Amsterdam’s street furniture is impressively diverse in materials, styles, and multiple levels of permanence/formality. When contrasted with the recent examples of the city’s hostile design, it casts Amsterdam as a city with a set of strongly-defined guide-rails and borders for pedestrians’ street-level experience. Whether or not you can sit, walk, or enjoy a meal somewhere is rarely ambiguous. As the capabilities to surveil and sense the urban environment and how it is being used continue to develop, I’m curious how/if Amsterdam decides to pursue the ability to do so, and how that unfolds upon the city’s weathered cobblestones.
Above is a nice way to amplify the possibilities and functionality of a public bench, in this case through contributing a “public table” to go along with it. The positioning next to the sign warning passersby that they cannot enjoy alcoholic beverages there is ironic, considering what an appealing setup the anonymous creators have made for doing just that. For whom is this sign really meant to apply – locals, or non-local tipplers?

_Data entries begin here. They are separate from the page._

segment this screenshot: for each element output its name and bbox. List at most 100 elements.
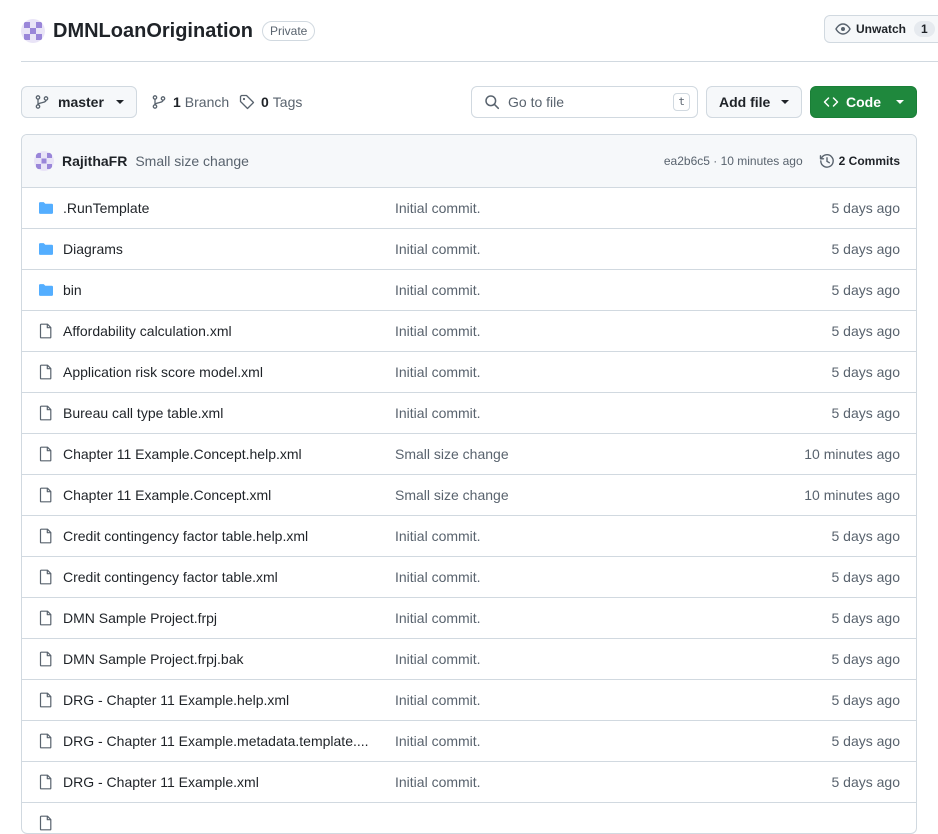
- file-commit-date: 5 days ago: [831, 405, 901, 421]
- latest-commit-bar: RajithaFR Small size change ea2b6c5 · 10…: [22, 135, 916, 188]
- repo-name-link[interactable]: DMNLoanOrigination: [53, 20, 253, 43]
- file-commit-message[interactable]: Small size change: [395, 487, 509, 503]
- branch-icon: [35, 95, 49, 109]
- file-name-link[interactable]: DMN Sample Project.frpj: [63, 610, 217, 626]
- file-icon: [38, 815, 54, 831]
- keyboard-shortcut-hint: t: [673, 93, 690, 111]
- file-name-link[interactable]: Chapter 11 Example.Concept.xml: [63, 487, 271, 503]
- file-row[interactable]: .RunTemplate Initial commit. 5 days ago: [22, 188, 916, 229]
- file-row[interactable]: Application risk score model.xml Initial…: [22, 352, 916, 393]
- file-commit-message[interactable]: Initial commit.: [395, 200, 481, 216]
- file-commit-message[interactable]: Initial commit.: [395, 651, 481, 667]
- search-icon: [485, 95, 500, 110]
- file-commit-message[interactable]: Initial commit.: [395, 774, 481, 790]
- add-file-label: Add file: [719, 94, 771, 110]
- file-commit-message[interactable]: Initial commit.: [395, 282, 481, 298]
- tags-link[interactable]: 0 Tags: [239, 86, 302, 118]
- unwatch-label: Unwatch: [856, 22, 907, 36]
- file-name-link[interactable]: bin: [63, 282, 82, 298]
- commit-sha-time[interactable]: ea2b6c5 · 10 minutes ago: [664, 154, 803, 168]
- file-row[interactable]: bin Initial commit. 5 days ago: [22, 270, 916, 311]
- file-commit-message[interactable]: Small size change: [395, 446, 509, 462]
- file-commit-message[interactable]: Initial commit.: [395, 610, 481, 626]
- file-commit-date: 5 days ago: [831, 528, 901, 544]
- code-label: Code: [846, 94, 881, 110]
- code-button[interactable]: Code: [810, 86, 917, 118]
- file-name-link[interactable]: Diagrams: [63, 241, 123, 257]
- file-commit-date: 10 minutes ago: [804, 446, 900, 462]
- visibility-badge: Private: [261, 21, 316, 41]
- file-commit-message[interactable]: Initial commit.: [395, 692, 481, 708]
- file-name-link[interactable]: DRG - Chapter 11 Example.help.xml: [63, 692, 289, 708]
- file-name-link[interactable]: Credit contingency factor table.xml: [63, 569, 278, 585]
- eye-icon: [835, 23, 851, 35]
- tags-label: Tags: [272, 94, 303, 110]
- tags-count: 0: [261, 94, 269, 110]
- file-commit-date: 5 days ago: [831, 200, 901, 216]
- file-icon: [38, 364, 54, 380]
- file-commit-date: 5 days ago: [831, 569, 901, 585]
- author-avatar-icon[interactable]: [34, 151, 54, 171]
- file-row[interactable]: Credit contingency factor table.xml Init…: [22, 557, 916, 598]
- file-row[interactable]: Affordability calculation.xml Initial co…: [22, 311, 916, 352]
- file-name-link[interactable]: Credit contingency factor table.help.xml: [63, 528, 308, 544]
- watchers-count: 1: [914, 21, 935, 37]
- file-commit-message[interactable]: Initial commit.: [395, 364, 481, 380]
- file-commit-message[interactable]: Initial commit.: [395, 241, 481, 257]
- file-name-link[interactable]: Application risk score model.xml: [63, 364, 263, 380]
- file-commit-date: 5 days ago: [831, 241, 901, 257]
- file-name-link[interactable]: Chapter 11 Example.Concept.help.xml: [63, 446, 302, 462]
- commit-message-link[interactable]: Small size change: [135, 153, 249, 169]
- commits-history-link[interactable]: 2 Commits: [819, 153, 900, 169]
- header-divider: [21, 61, 938, 62]
- file-icon: [38, 610, 54, 626]
- chevron-down-icon: [781, 100, 789, 104]
- chevron-down-icon: [896, 100, 904, 104]
- search-placeholder: Go to file: [508, 94, 565, 110]
- repo-avatar-icon[interactable]: [21, 19, 45, 43]
- file-row[interactable]: DRG - Chapter 11 Example.metadata.templa…: [22, 721, 916, 762]
- file-name-link[interactable]: DMN Sample Project.frpj.bak: [63, 651, 244, 667]
- tag-icon: [239, 94, 255, 110]
- file-icon: [38, 405, 54, 421]
- file-row[interactable]: Chapter 11 Example.Concept.xml Small siz…: [22, 475, 916, 516]
- branches-label: Branch: [184, 94, 230, 110]
- file-icon: [38, 487, 54, 503]
- file-rows: .RunTemplate Initial commit. 5 days ago …: [22, 188, 916, 833]
- file-row[interactable]: DMN Sample Project.frpj Initial commit. …: [22, 598, 916, 639]
- file-name-link[interactable]: DRG - Chapter 11 Example.metadata.templa…: [63, 733, 369, 749]
- file-row[interactable]: [22, 803, 916, 833]
- commit-author-link[interactable]: RajithaFR: [62, 153, 127, 169]
- go-to-file-input[interactable]: Go to file t: [471, 86, 698, 118]
- file-row[interactable]: Chapter 11 Example.Concept.help.xml Smal…: [22, 434, 916, 475]
- file-commit-message[interactable]: Initial commit.: [395, 528, 481, 544]
- branches-link[interactable]: 1 Branch: [151, 86, 229, 118]
- folder-icon: [38, 282, 54, 298]
- add-file-button[interactable]: Add file: [706, 86, 802, 118]
- folder-icon: [38, 200, 54, 216]
- file-commit-message[interactable]: Initial commit.: [395, 569, 481, 585]
- file-name-link[interactable]: Affordability calculation.xml: [63, 323, 232, 339]
- file-icon: [38, 323, 54, 339]
- file-row[interactable]: DMN Sample Project.frpj.bak Initial comm…: [22, 639, 916, 680]
- file-row[interactable]: Credit contingency factor table.help.xml…: [22, 516, 916, 557]
- file-commit-date: 5 days ago: [831, 692, 901, 708]
- file-name-link[interactable]: .RunTemplate: [63, 200, 149, 216]
- file-row[interactable]: DRG - Chapter 11 Example.help.xml Initia…: [22, 680, 916, 721]
- repo-header: DMNLoanOrigination Private: [21, 16, 316, 46]
- file-row[interactable]: Diagrams Initial commit. 5 days ago: [22, 229, 916, 270]
- file-commit-message[interactable]: Initial commit.: [395, 733, 481, 749]
- file-icon: [38, 692, 54, 708]
- file-commit-date: 5 days ago: [831, 364, 901, 380]
- folder-icon: [38, 241, 54, 257]
- file-commit-message[interactable]: Initial commit.: [395, 323, 481, 339]
- branch-selector-button[interactable]: master: [21, 86, 137, 118]
- file-commit-message[interactable]: Initial commit.: [395, 405, 481, 421]
- branch-icon: [152, 95, 166, 109]
- chevron-down-icon: [116, 100, 124, 104]
- file-name-link[interactable]: DRG - Chapter 11 Example.xml: [63, 774, 259, 790]
- file-row[interactable]: DRG - Chapter 11 Example.xml Initial com…: [22, 762, 916, 803]
- unwatch-button[interactable]: Unwatch 1: [824, 15, 938, 43]
- file-name-link[interactable]: Bureau call type table.xml: [63, 405, 223, 421]
- file-row[interactable]: Bureau call type table.xml Initial commi…: [22, 393, 916, 434]
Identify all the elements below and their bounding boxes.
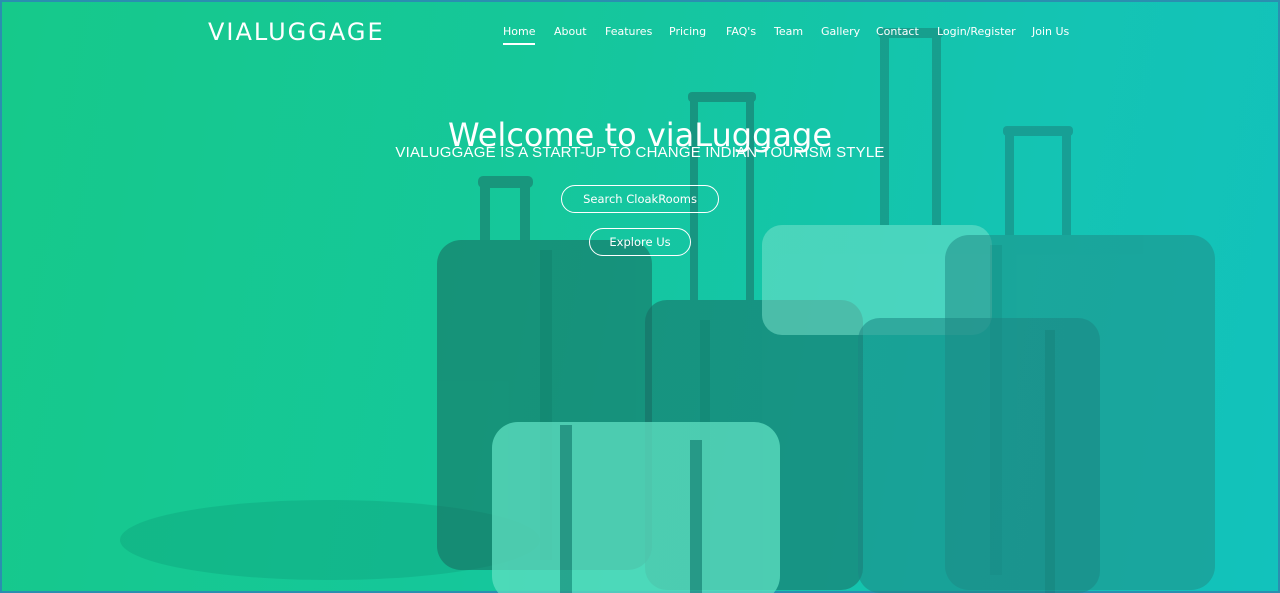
hero-subtitle: VIALUGGAGE IS A START-UP TO CHANGE INDIA… xyxy=(395,144,885,161)
explore-us-button[interactable]: Explore Us xyxy=(589,228,691,256)
navbar: VIALUGGAGE Home About Features Pricing F… xyxy=(0,0,1280,64)
nav-link-join-us[interactable]: Join Us xyxy=(1032,25,1069,38)
nav-link-team[interactable]: Team xyxy=(774,25,803,38)
nav-link-features[interactable]: Features xyxy=(605,25,652,38)
nav-link-faqs[interactable]: FAQ's xyxy=(726,25,756,38)
nav-link-contact[interactable]: Contact xyxy=(876,25,919,38)
search-cloakrooms-button[interactable]: Search CloakRooms xyxy=(561,185,719,213)
nav-link-gallery[interactable]: Gallery xyxy=(821,25,860,38)
nav-link-pricing[interactable]: Pricing xyxy=(669,25,706,38)
luggage-background-image xyxy=(120,28,1215,593)
nav-link-login-register[interactable]: Login/Register xyxy=(937,25,1016,38)
hero-section: VIALUGGAGE Home About Features Pricing F… xyxy=(0,0,1280,593)
main-nav: Home About Features Pricing FAQ's Team G… xyxy=(0,25,1280,45)
nav-link-home[interactable]: Home xyxy=(503,25,536,45)
nav-link-about[interactable]: About xyxy=(554,25,587,38)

While the positioning of the sign leaves little ambiguity about whether drinking is acceptable whilst sitting on the bench, what’s the “effective domain” of such this sign beyond the bench? APV in Dutch is short for “Algemene Plaats Verordening” – or “general local regulation”. To my knowledge, Amsterdam has no “container law” as in the US, and drinking alcohol outside is generally tolerated throughout the city. So where does this sign hold sway? Reading distance? A stone’s throw? As cities grow increasingly able to sense what their citizens do, who will decide how and whether this ordinance is enforced, and the consequences of violating it?
Finally, the relationship between this set of off-sidewalk furniture and the sign in the adjacent window stood out – was this meant as a plea to the owners of this street furniture, who seem to be ignoring the small paper sign’s entreaties to pick up one’s trash and not toss cigarette butts on the ground? Or are the sign-poster and furniture-owners one and the same, with the sign being an outward-facing plea to “[keep] it nice”? As intelligence is baked into more elements of our daily lives, how might that change how (and by who) these pieces of public (and semi-public) infrastructure are used?